Sunday Mirror

Bang Ger ’n’ smash

WHEELS COME OFF FOR TEAM GB AS THOMAS ADMITS: I MUST HAVE DONE SOMETHING BAD IN PAST LIFE TO CRASH IN RIO AND NOW HERE

- By MIKE WALTERS @MikeWalter­sMGM

AT the foot of Mount Fuji, the volcano which towers 12,388ft over Japan, Geraint Thomas cursed his appalling bad luck – once more.

For the third major race in a row, Britain’s former Tour de France champion was left with only gravel rash and a ripped skinsuit for souvenirs after a freak crash involving team-mate Tao Geoghegan Hart.

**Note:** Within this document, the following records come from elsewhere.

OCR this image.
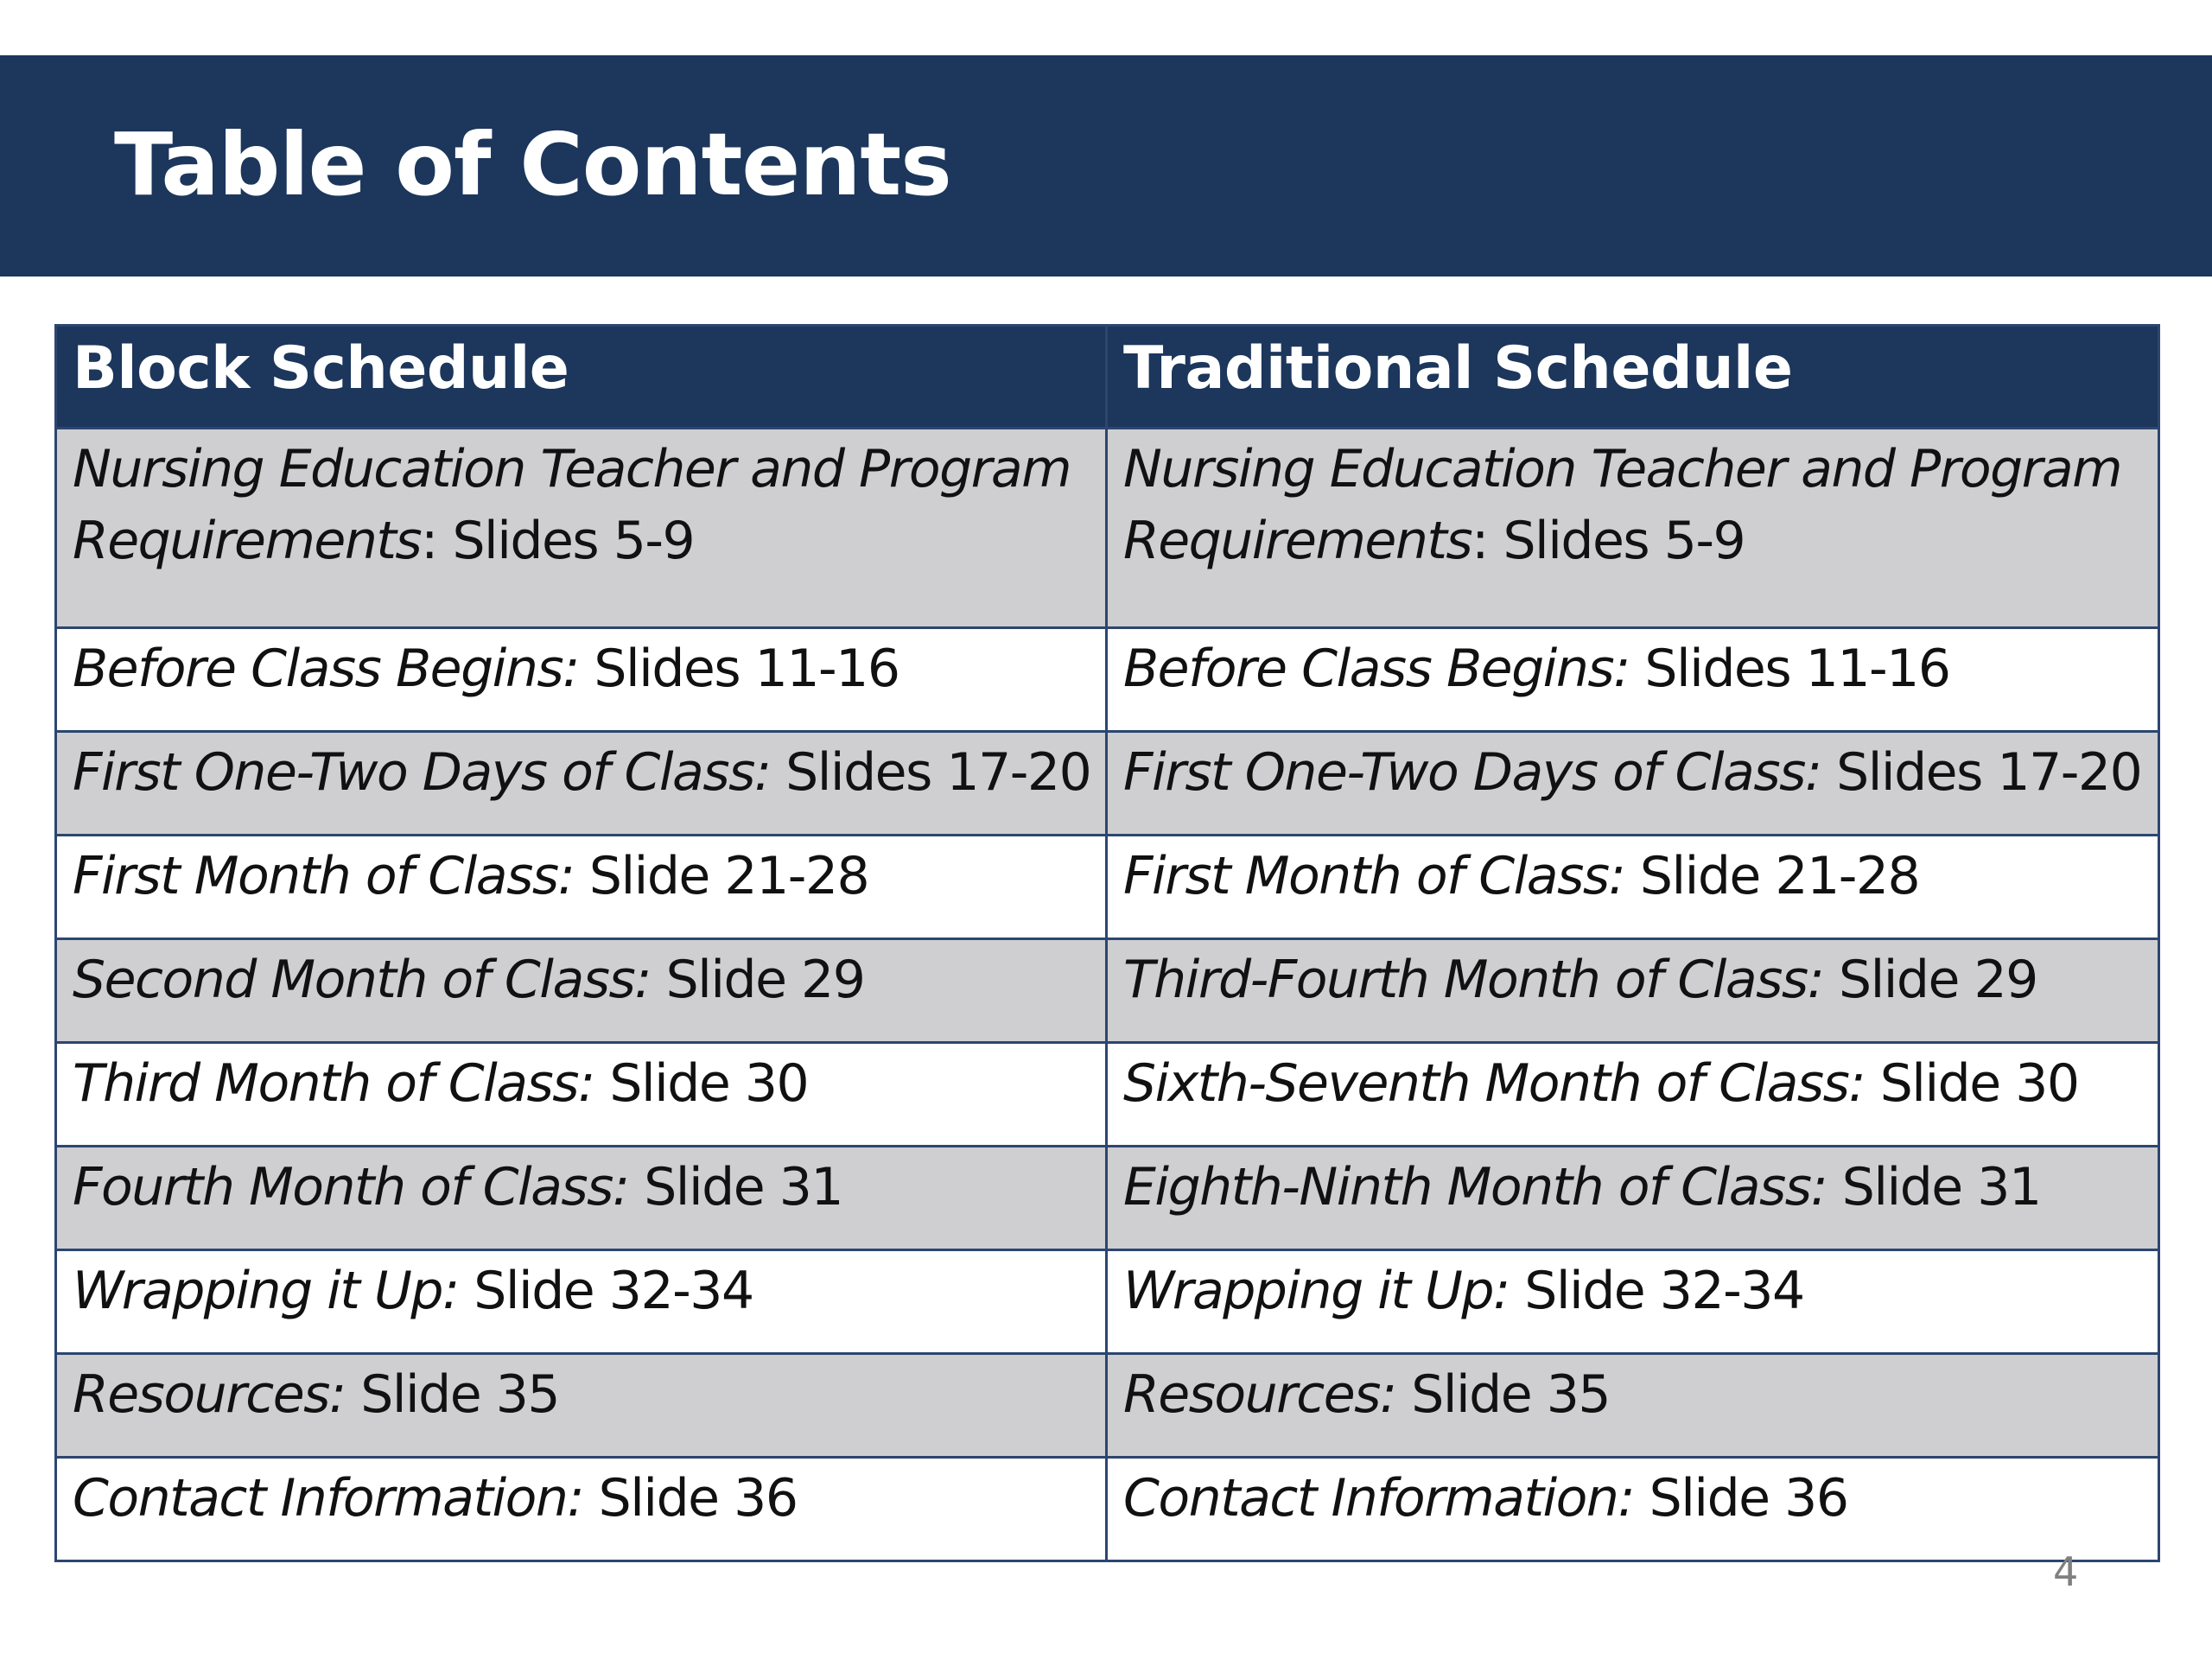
Table of Contents
Block Schedule	Traditional Schedule
Nursing Education Teacher and Program Requirements: Slides 5-9	Nursing Education Teacher and Program Requirements: Slides 5-9
Before Class Begins: Slides 11-16	Before Class Begins: Slides 11-16
First One-Two Days of Class: Slides 17-20	First One-Two Days of Class: Slides 17-20
First Month of Class: Slide 21-28	First Month of Class: Slide 21-28
Second Month of Class: Slide 29	Third-Fourth Month of Class: Slide 29
Third Month of Class: Slide 30	Sixth-Seventh Month of Class: Slide 30
Fourth Month of Class: Slide 31	Eighth-Ninth Month of Class: Slide 31
Wrapping it Up: Slide 32-34	Wrapping it Up: Slide 32-34
Resources: Slide 35	Resources: Slide 35
Contact Information: Slide 36	Contact Information: Slide 36
4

And as Thomas was forced to retire hurt from the Olympic men’s road race, he groaned: “I think I must have done something bad in a previous life.”

Only 50 miles of a gruelling, 145-mile slog in withering heat had elapsed when 2020 Giro d’Italia winner Geoghegan Hart’s wheel slipped on a metal tramline down the middle of the road and he toppled out of the side gate.

Thomas, on his wheel, had nowhere to go and hit the deck, too, landing heavily on the right shoulder he dislocated on Le Tour last month.

A double Olympic champion on the track, Thomas is so hard he could knock a tent peg into the pavement with his forehead, and he rode on valiantly to support twins Adam and Simon Yates.

But he baled out with TGH before the final climb of a monster six-hour day in the saddle, with his Ineos Grenadiers pal Richard Carapaz (right) going on to win only the second Olympic gold medal in Ecuador’s history.

Thomas, 35, said: “I am feeling beat up, but not too bad

– I’ve definitely felt worse.

“I landed on my right side again, which wasn’t ideal because the muscles and everything almost went into spasm.

“It was such a freak thing. Tao slipped on the metal ridge along the middle of the road for that section, I was on his wheel, had nowhere to go and went down straight myself. It’s disappoint­ing after all the hard work and sacrifices this year – especially after the Tour and what happened there.

“I live to fight another day, I guess. I will rest up now and try to give Wednesday one last big hit (in the Olympic time trial). But right now I want to forget about everything, switch off, have some dinner, ring my son Max – that will put it all into perspectiv­e.” Although he has gold medals and a Yellow Jersey to show for his efforts, Thomas has also compiled one of the most breathtaki­ng

catalogues of hard-luck stories in sport.

Five years ago in Rio, he was well-placed to win a medal until a heavy crash on the final descent towards Copacabana Beach left him in a storm drain.

As well as a dislocated shoulder on stage three of the Tour de France, he suffered a fractured pelvis when a stray drinking bottle caught in his front wheel in Sicily at the Giro last October.

He was forced to abandon Le Tour four years ago with a broken collarbone and, two years earlier, escaped unhurt after somersault­ing the handlebars and bouncing off a telegraph pole on a steep Alpine descent.

His former team-mate and fellow Yellow Jersey winner Sir Bradley Wiggins joked: “Maybe he’s going blind, I don’t know. Poor lad – he’s been in such good form this year. It’s a real shame.”

Carapaz broke clear to strike gold on the Fuji racetrack where James Hunt won his Formula One world title in 1976, with Belgian Wout van Aert taking silver and Slovenia’s Tadej Pogacar the bronze.

Highest-placed British rider Adam Yates was in the mix for a medal until the final scramble inside the last 100 yards, but finished ninth.

Thousands of fans lined the route and 11,000 were admitted to the Fuji track, as it is outside the Tokyo metropolit­an area where the government imposed a state of emergency and spectators are banned from Olympic venues.